By Mark Saldana

Rating: 3 (Out of 4 Stars)

Based on the tumultuous relationship between television sweethearts Lucille Ball and Desi Arnaz and a scandal regarding Ball’s political leanings, writer/director Aaron Sorkin depicts a particularly rough week for everyone working on the I Love Lucy sitcom. Sorkin, who is known for his dialogue-heavy scripts, delivers a film that gives audiences a compelling and intimate look at the people behind one of television’s most successful comedies. Though the movie works well as a tension-filled piece, some of the casting choices fail to hit this one out of the park.
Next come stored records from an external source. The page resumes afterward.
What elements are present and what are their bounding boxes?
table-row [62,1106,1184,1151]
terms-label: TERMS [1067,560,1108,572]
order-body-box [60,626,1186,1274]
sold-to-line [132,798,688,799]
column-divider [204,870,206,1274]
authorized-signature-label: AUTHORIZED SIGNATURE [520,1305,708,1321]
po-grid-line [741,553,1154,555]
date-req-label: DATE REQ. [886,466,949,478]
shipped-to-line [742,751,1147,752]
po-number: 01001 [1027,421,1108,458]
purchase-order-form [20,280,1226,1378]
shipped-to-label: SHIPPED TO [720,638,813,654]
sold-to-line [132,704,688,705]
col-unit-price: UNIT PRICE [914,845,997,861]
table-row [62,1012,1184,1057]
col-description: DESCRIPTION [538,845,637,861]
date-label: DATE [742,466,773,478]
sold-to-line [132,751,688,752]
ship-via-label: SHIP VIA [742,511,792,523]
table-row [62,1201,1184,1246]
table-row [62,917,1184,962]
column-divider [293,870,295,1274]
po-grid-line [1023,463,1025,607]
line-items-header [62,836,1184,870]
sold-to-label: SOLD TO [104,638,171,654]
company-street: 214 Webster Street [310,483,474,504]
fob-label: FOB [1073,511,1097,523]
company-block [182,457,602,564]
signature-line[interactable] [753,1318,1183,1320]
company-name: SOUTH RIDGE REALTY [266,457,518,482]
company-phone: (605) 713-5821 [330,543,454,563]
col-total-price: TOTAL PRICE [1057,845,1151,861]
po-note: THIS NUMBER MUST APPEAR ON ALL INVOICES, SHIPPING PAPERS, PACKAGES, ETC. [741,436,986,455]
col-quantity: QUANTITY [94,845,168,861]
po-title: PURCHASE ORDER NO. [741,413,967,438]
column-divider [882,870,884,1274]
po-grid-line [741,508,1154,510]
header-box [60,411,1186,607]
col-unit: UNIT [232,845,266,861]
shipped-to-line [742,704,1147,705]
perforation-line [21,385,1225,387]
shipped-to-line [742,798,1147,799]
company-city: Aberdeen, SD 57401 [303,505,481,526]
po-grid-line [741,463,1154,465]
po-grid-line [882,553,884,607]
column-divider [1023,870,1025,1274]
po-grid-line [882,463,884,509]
Nicole Kidman and Javier Bardem star as Lucille Ball and Desi Arnaz, the big stars of television who endeared audiences with their comedic antics and Arnaz’s musical talents on the I Love Lucy show. On one particular week of production, the producers, sponsors, and talent behind the show are burdened with a political scandal which threatens to destroy and bury the show at a moment’s notice. Early before Lucille Ball became a television phenom, she selected that she was a member of the Communist party on a voter registration card. The US government, particularly the FBI, discovers this “troubling” bit of information and decides to further investigate.
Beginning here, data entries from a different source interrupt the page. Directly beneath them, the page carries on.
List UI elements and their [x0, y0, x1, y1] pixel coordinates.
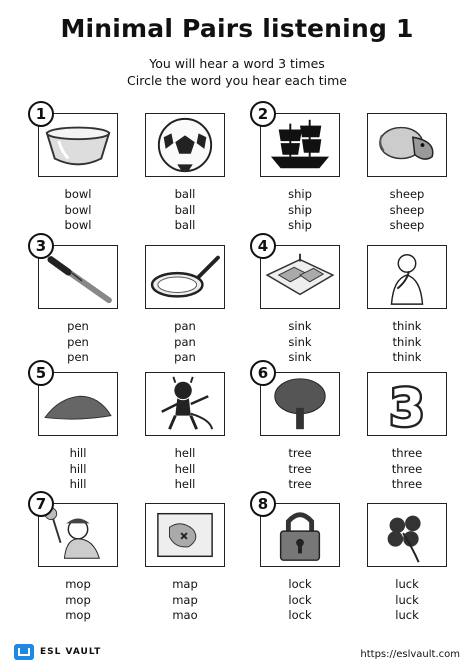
- word-option[interactable]: sink: [288, 319, 312, 333]
- page-title: Minimal Pairs listening 1: [60, 14, 414, 43]
- word-column-tree: [258, 446, 342, 493]
- pair-section-1: [30, 103, 240, 232]
- section-number: 2: [250, 101, 276, 127]
- word-column-hill: [36, 446, 120, 493]
- word-option[interactable]: pen: [67, 334, 89, 349]
- word-option[interactable]: luck: [395, 577, 419, 591]
- pair-section-8: [252, 493, 462, 622]
- pair-section-6: [252, 362, 462, 491]
- word-column-mop: [36, 577, 120, 624]
- section-number: 7: [28, 491, 54, 517]
- word-option[interactable]: ship: [288, 218, 312, 232]
- word-option[interactable]: think: [392, 334, 422, 349]
- word-option[interactable]: tree: [288, 461, 312, 476]
- word-option[interactable]: lock: [288, 577, 312, 591]
- word-option[interactable]: three: [391, 446, 423, 460]
- pair-section-3: [30, 235, 240, 364]
- word-option[interactable]: map: [172, 592, 198, 607]
- word-option[interactable]: ball: [174, 187, 196, 201]
- word-column-bowl: [36, 187, 120, 234]
- section-number: 1: [28, 101, 54, 127]
- word-option[interactable]: ball: [174, 218, 196, 232]
- word-option[interactable]: hell: [174, 477, 196, 491]
- word-column-pen: [36, 319, 120, 366]
- treasure-map-picture: [145, 503, 225, 567]
- word-option[interactable]: hill: [69, 477, 87, 491]
- word-option[interactable]: mop: [65, 608, 91, 622]
- section-number: 8: [250, 491, 276, 517]
- word-option[interactable]: ship: [288, 187, 312, 201]
- section-number: 5: [28, 360, 54, 386]
- word-option[interactable]: map: [172, 577, 198, 591]
- word-option[interactable]: lock: [288, 608, 312, 622]
- word-column-lock: [258, 577, 342, 624]
- word-option[interactable]: lock: [288, 592, 312, 607]
- pair-section-7: [30, 493, 240, 622]
- word-option[interactable]: pen: [67, 350, 89, 364]
- word-option[interactable]: tree: [288, 446, 312, 460]
- word-option[interactable]: mao: [172, 608, 198, 622]
- devil-cartoon-picture: [145, 372, 225, 436]
- word-column-sheep: [365, 187, 449, 234]
- word-option[interactable]: hill: [69, 461, 87, 476]
- word-option[interactable]: luck: [395, 608, 419, 622]
- four-leaf-clover-picture: [367, 503, 447, 567]
- word-option[interactable]: bowl: [64, 218, 92, 232]
- word-option[interactable]: pan: [174, 334, 196, 349]
- word-option[interactable]: ball: [174, 202, 196, 217]
- pair-section-4: [252, 235, 462, 364]
- word-option[interactable]: pen: [67, 319, 89, 333]
- section-number: 6: [250, 360, 276, 386]
- word-option[interactable]: pan: [174, 319, 196, 333]
- footer-logo-text: ESL VAULT: [40, 647, 102, 657]
- word-option[interactable]: think: [392, 319, 422, 333]
- esl-vault-logo-icon: [14, 644, 34, 660]
- word-option[interactable]: sheep: [389, 218, 425, 232]
- word-column-hell: [143, 446, 227, 493]
- word-option[interactable]: bowl: [64, 187, 92, 201]
- footer-url-link[interactable]: https://eslvault.com: [360, 649, 460, 660]
- word-option[interactable]: luck: [395, 592, 419, 607]
- pair-section-2: [252, 103, 462, 232]
- word-column-pan: [143, 319, 227, 366]
- instruction-line-1: You will hear a word 3 times: [149, 56, 325, 71]
- word-option[interactable]: hell: [174, 446, 196, 460]
- word-column-luck: [365, 577, 449, 624]
- word-option[interactable]: mop: [65, 577, 91, 591]
- word-option[interactable]: sheep: [389, 187, 425, 201]
- word-option[interactable]: sink: [288, 334, 312, 349]
- word-option[interactable]: mop: [65, 592, 91, 607]
- word-option[interactable]: hell: [174, 461, 196, 476]
- pair-section-5: [30, 362, 240, 491]
- instruction-line-2: Circle the word you hear each time: [127, 73, 347, 88]
- svg-text:3: 3: [389, 378, 425, 435]
- number-three-picture: [367, 372, 447, 436]
- frying-pan-picture: [145, 245, 225, 309]
- word-column-ball: [143, 187, 227, 234]
- word-option[interactable]: tree: [288, 477, 312, 491]
- word-column-map: [143, 577, 227, 624]
- sheep-head-picture: [367, 113, 447, 177]
- footer-logo: [14, 644, 101, 660]
- section-number: 3: [28, 233, 54, 259]
- word-option[interactable]: sheep: [389, 202, 425, 217]
- section-number: 4: [250, 233, 276, 259]
- word-column-three: [365, 446, 449, 493]
- word-option[interactable]: three: [391, 477, 423, 491]
- word-option[interactable]: sink: [288, 350, 312, 364]
- word-option[interactable]: pan: [174, 350, 196, 364]
- word-column-think: [365, 319, 449, 366]
- word-option[interactable]: ship: [288, 202, 312, 217]
- word-option[interactable]: think: [392, 350, 422, 364]
- word-column-sink: [258, 319, 342, 366]
- soccer-ball-picture: [145, 113, 225, 177]
- word-column-ship: [258, 187, 342, 234]
- word-option[interactable]: hill: [69, 446, 87, 460]
- thinking-person-picture: [367, 245, 447, 309]
- word-option[interactable]: bowl: [64, 202, 92, 217]
- word-option[interactable]: three: [391, 461, 423, 476]
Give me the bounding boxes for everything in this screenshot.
As Lucille, Desi, and the rest of the cast and crew prepare to develop and shoot their latest episode, this controversy looms as a dark cloud which has everyone involved talking. In addition, Ball has her suspicions that her husband Desi has not remained completely faithful to their marriage. To make matters more complicated, Lucille discovers that she is pregnant and everyone involved must also deal with this recent development. During this era of television, pregnancies and the depiction of this fact of life have never been portrayed in any television programs that have preceded I Love Lucy.

While Sorkin’s writing and direction maintain the tension and urgency of the issues that threaten the lives and careers of everyone working on the I Love Lucy show, I feel that both Kidman and Bardem are miscast as the leads. The two actors are obviously giving it their best, but the challenge of making the audiences believe that these are the real people is one that is never truly overcome. While Kidman brings much strength, tenacity, and attitude to her portrayal of Lucille Ball, I was never transcended into believing that she is the actual person.
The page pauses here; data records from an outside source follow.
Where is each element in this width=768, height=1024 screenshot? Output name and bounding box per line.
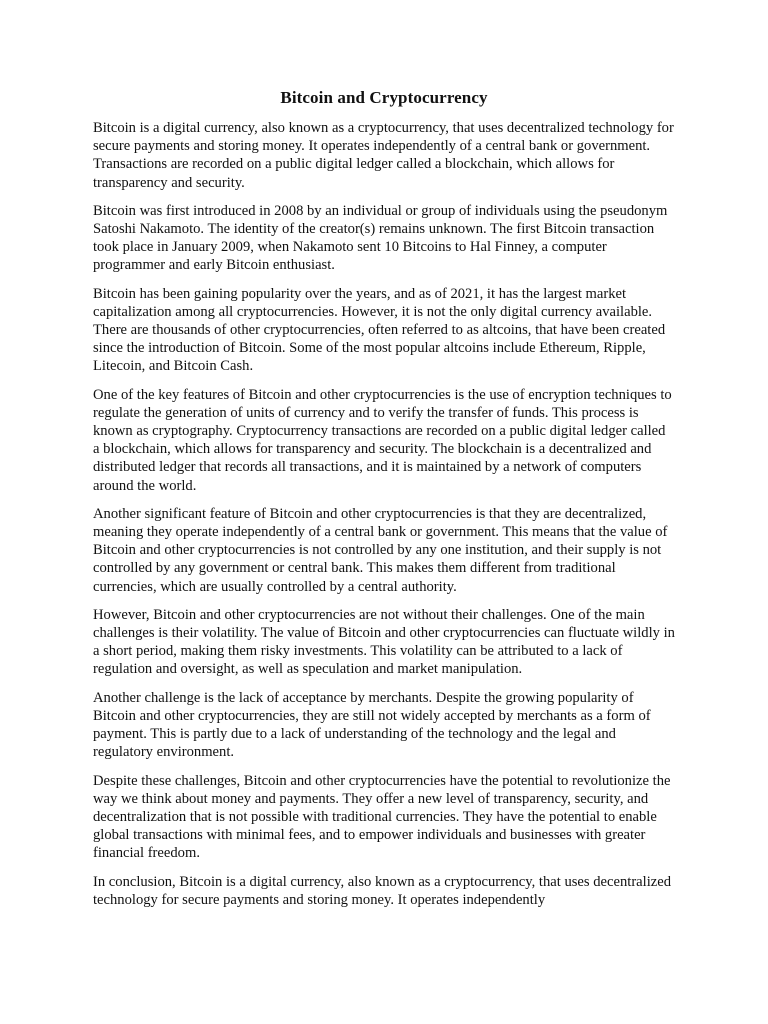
paragraph-conclusion: In conclusion, Bitcoin is a digital currency, also known as a cryptocurrency, that uses decentralized technology for secure payments and storing money. It operates independently: [93, 873, 672, 908]
paragraph-potential: Despite these challenges, Bitcoin and other cryptocurrencies have the potential to revolutionize the way we think about money and payments. They offer a new level of transparency, security, and decentralization that is not possible with traditional currencies. They have the potential to enable global transactions with minimal fees, and to empower individuals and businesses with greater financial freedom.: [93, 772, 671, 862]
paragraph-cryptography: One of the key features of Bitcoin and other cryptocurrencies is the use of encryption techniques to regulate the generation of units of currency and to verify the transfer of funds. This process is known as cryptography. Cryptocurrency transactions are recorded on a public digital ledger called a blockchain, which allows for transparency and security. The blockchain is a decentralized and distributed ledger that records all transactions, and it is maintained by a network of computers around the world.: [93, 386, 672, 494]
paragraph-volatility: However, Bitcoin and other cryptocurrencies are not without their challenges. One of the main challenges is their volatility. The value of Bitcoin and other cryptocurrencies can fluctuate wildly in a short period, making them risky investments. This volatility can be attributed to a lack of regulation and oversight, as well as speculation and market manipulation.: [93, 606, 675, 678]
document-page: [93, 87, 675, 909]
paragraph-popularity: Bitcoin has been gaining popularity over the years, and as of 2021, it has the largest market capitalization among all cryptocurrencies. However, it is not the only digital currency available. There are thousands of other cryptocurrencies, often referred to as altcoins, that have been created since the introduction of Bitcoin. Some of the most popular altcoins include Ethereum, Ripple, Litecoin, and Bitcoin Cash.: [93, 285, 666, 375]
paragraph-decentralization: Another significant feature of Bitcoin and other cryptocurrencies is that they are decentralized, meaning they operate independently of a central bank or government. This means that the value of Bitcoin and other cryptocurrencies is not controlled by any one institution, and their supply is not controlled by any government or central bank. This makes them different from traditional currencies, which are usually controlled by a central authority.: [93, 505, 668, 595]
document-title: Bitcoin and Cryptocurrency: [280, 88, 488, 107]
paragraph-history: Bitcoin was first introduced in 2008 by an individual or group of individuals using the pseudonym Satoshi Nakamoto. The identity of the creator(s) remains unknown. The first Bitcoin transaction took place in January 2009, when Nakamoto sent 10 Bitcoins to Hal Finney, a computer programmer and early Bitcoin enthusiast.: [93, 202, 668, 274]
paragraph-acceptance: Another challenge is the lack of acceptance by merchants. Despite the growing popularity of Bitcoin and other cryptocurrencies, they are still not widely accepted by merchants as a form of payment. This is partly due to a lack of understanding of the technology and the legal and regulatory environment.: [93, 689, 651, 761]
paragraph-introduction: Bitcoin is a digital currency, also known as a cryptocurrency, that uses decentralized technology for secure payments and storing money. It operates independently of a central bank or government. Transactions are recorded on a public digital ledger called a blockchain, which allows for transparency and security.: [93, 120, 674, 191]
I feel the same sentiment stronger for Bardem, who also has charisma and actually performs solidly in the musical numbers as Arnaz, but doesn’t at all look like the performer, nor does he sound like him. The exceptions in the film are Nina Arianda and JK Simmons who portray Vivian Vance and Walter Frawley. Both perform very well and more credibly portray their characters as the Ricardo’s friends the Mertzes.

Regardless of my complaints with the casting of the leads, I still enjoyed this movie and felt compelled by the story. I just believe that had the casting department had signed actors who could completely pull off the characters of Lucy and Desi, I would give this movie a higher rating. That said, I still recommend Being the Ricardos, as a rather interesting portrayal of American pop culture history, but one that can be enjoyed in the comfort of one’s home.